Further, gender stereotypes are pervasive and oppressive. To men, women are like servants….Girls are taught only shame and ignorance about their bodies and men have their first sexual experience in brothels. Rape is the only thing they know.’ (Somaly Mam, The Road of Lost Innocence ). Cultural beliefs such as that having sex with a virgin cures AIDS is currently driving the age of prostitutes down to three or four. When a virgin is sold/ rented out for a week, her vagina is stitched back together (no anaesthetic) and she is rented out again. This is done 2 or 3 times.

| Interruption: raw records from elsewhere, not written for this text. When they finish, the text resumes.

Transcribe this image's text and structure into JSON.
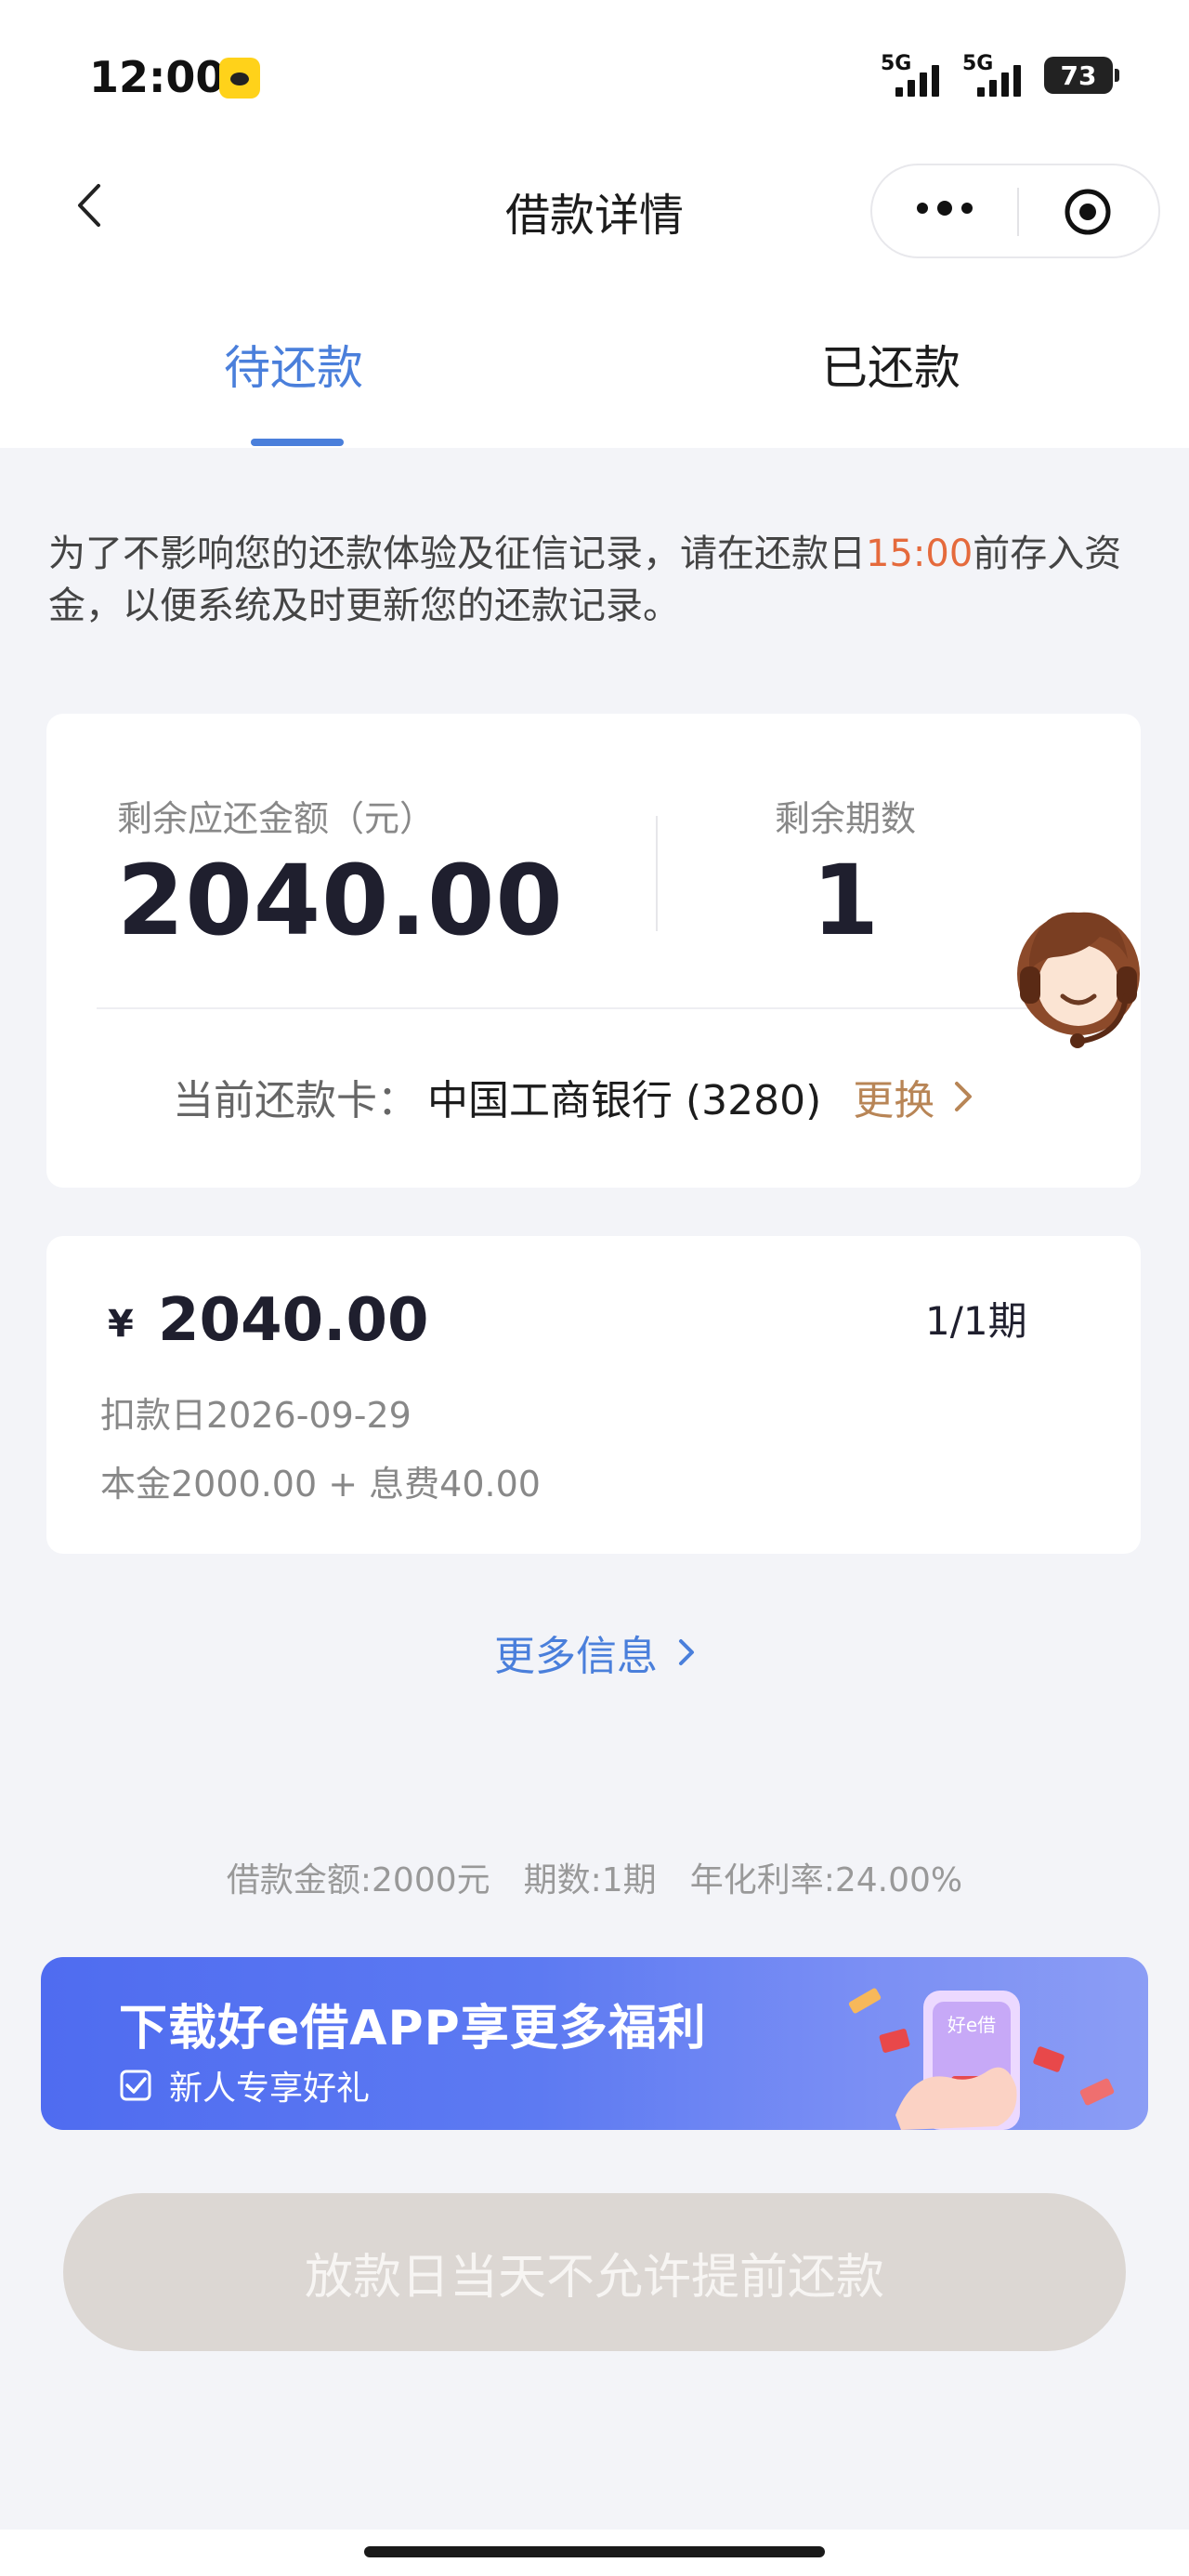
{
  "status_bar": {
    "time": "12:00",
    "network_1": "5G",
    "network_2": "5G",
    "battery": "73"
  },
  "nav": {
    "title": "借款详情"
  },
  "tabs": [
    {
      "label": "待还款",
      "active": true
    },
    {
      "label": "已还款",
      "active": false
    }
  ],
  "notice": {
    "before": "为了不影响您的还款体验及征信记录，请在还款日",
    "highlight": "15:00",
    "after": "前存入资金，以便系统及时更新您的还款记录。"
  },
  "summary": {
    "remaining_amount_label": "剩余应还金额（元）",
    "remaining_amount": "2040.00",
    "remaining_periods_label": "剩余期数",
    "remaining_periods": "1",
    "card_label": "当前还款卡：",
    "card_value": "中国工商银行 (3280)",
    "change_label": "更换"
  },
  "installment": {
    "currency": "¥",
    "amount": "2040.00",
    "period": "1/1期",
    "deduct_date": "扣款日2026-09-29",
    "breakdown": "本金2000.00 + 息费40.00"
  },
  "more_info": "更多信息",
  "loan_summary": {
    "amount": "借款金额:2000元",
    "periods": "期数:1期",
    "rate": "年化利率:24.00%"
  },
  "banner": {
    "title": "下载好e借APP享更多福利",
    "subtitle": "新人专享好礼",
    "phone_logo": "好e借"
  },
  "primary_button": "放款日当天不允许提前还款",
  "colors": {
    "accent_blue": "#4a7fdb",
    "highlight_orange": "#e56a3c",
    "change_link": "#b88556",
    "button_disabled": "#dcd7d3"
  },
  "icons": {
    "back": "chevron-left-icon",
    "more": "more-dots-icon",
    "close_miniprogram": "target-circle-icon",
    "change_arrow": "chevron-right-icon",
    "more_info_arrow": "chevron-right-icon",
    "customer_service": "headset-agent-icon",
    "banner_check": "checkbox-icon"
  }
}
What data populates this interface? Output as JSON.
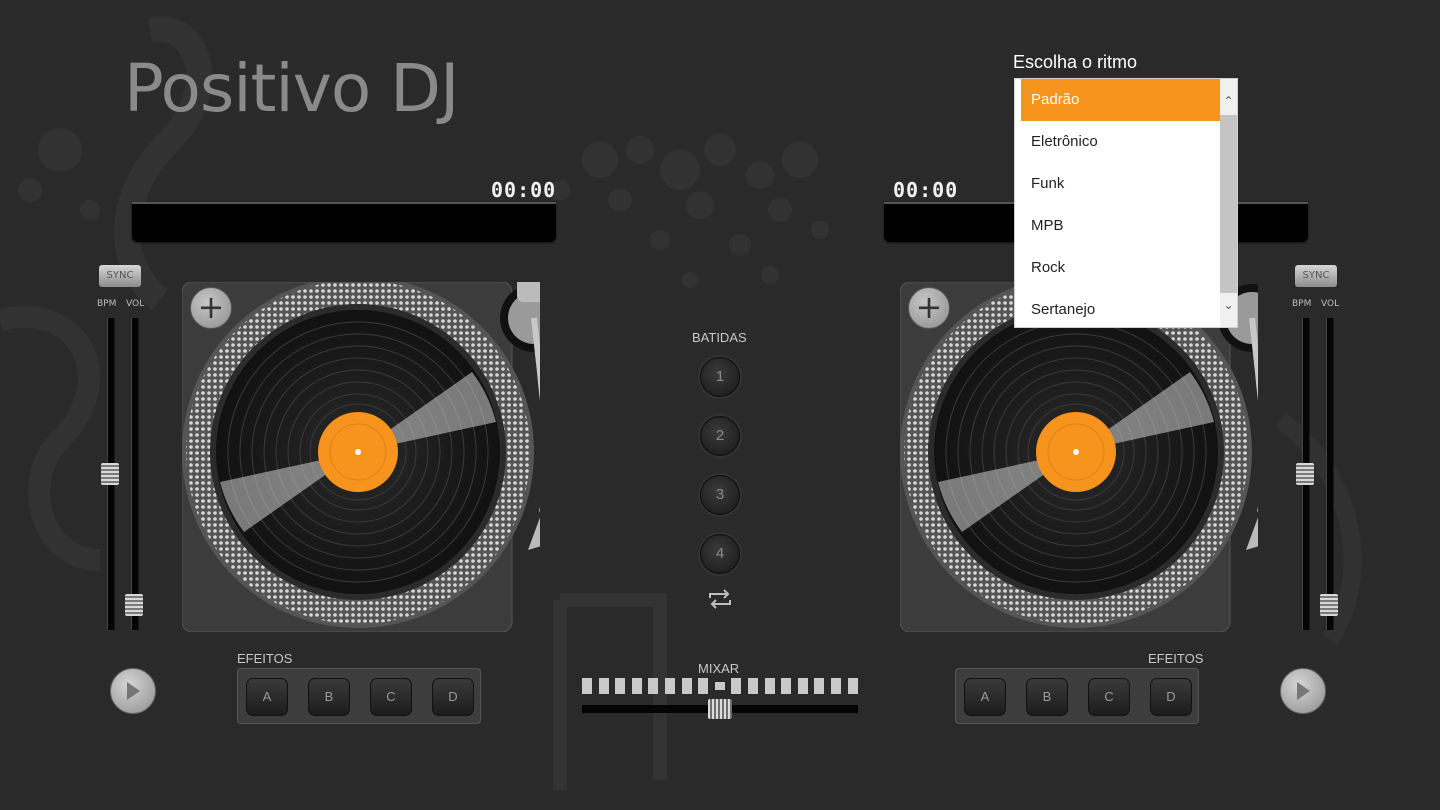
{
  "app": {
    "title": "Positivo DJ"
  },
  "deck_left": {
    "time": "00:00",
    "sync_label": "SYNC",
    "bpm_label": "BPM",
    "vol_label": "VOL",
    "bpm_level": 0.5,
    "vol_level": 0.05,
    "effects_label": "EFEITOS",
    "effects": [
      "A",
      "B",
      "C",
      "D"
    ]
  },
  "deck_right": {
    "time": "00:00",
    "sync_label": "SYNC",
    "bpm_label": "BPM",
    "vol_label": "VOL",
    "bpm_level": 0.5,
    "vol_level": 0.05,
    "effects_label": "EFEITOS",
    "effects": [
      "A",
      "B",
      "C",
      "D"
    ]
  },
  "center": {
    "beats_label": "BATIDAS",
    "beats": [
      "1",
      "2",
      "3",
      "4"
    ],
    "mixer_label": "MIXAR",
    "crossfader_position": 0.5
  },
  "rhythm": {
    "label": "Escolha o ritmo",
    "selected": "Padrão",
    "options": [
      "Padrão",
      "Eletrônico",
      "Funk",
      "MPB",
      "Rock",
      "Sertanejo"
    ]
  },
  "colors": {
    "accent": "#f7941e",
    "background": "#2a2a2a"
  },
  "icons": {
    "add": "plus-icon",
    "play": "play-icon",
    "repeat": "repeat-icon"
  }
}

Clientele are Cambodians and foreigners. Somaly says ‘ I know the people who paid money to hurt these children…..most are Cambodians. They are tuk tuk drivers, cops, shopkeepers, ordinary men. The only difference in social class is the order in which they use the girls. The richest, the government officials and big business men go first. In the end when a girl costs just over a dollar, it is the turn of the poor. It’s hard to say which is worse’ (The Road of Lost Innocence). Due to tireless work by Somaly Mam and many other organisations, brothels are being raided and sometimes shut down. Girls are being rehabilitated and reintegrated into communities. However new brothels are always opening and there is no end in sight.
For human trafficking and sexual exploitation to end, massive change is needed. Political will and social mobilisation are needed world wide. Those travelling to sex districts the world over need to ask themselves a hard question: What if this woman was trafficked, and how would you know?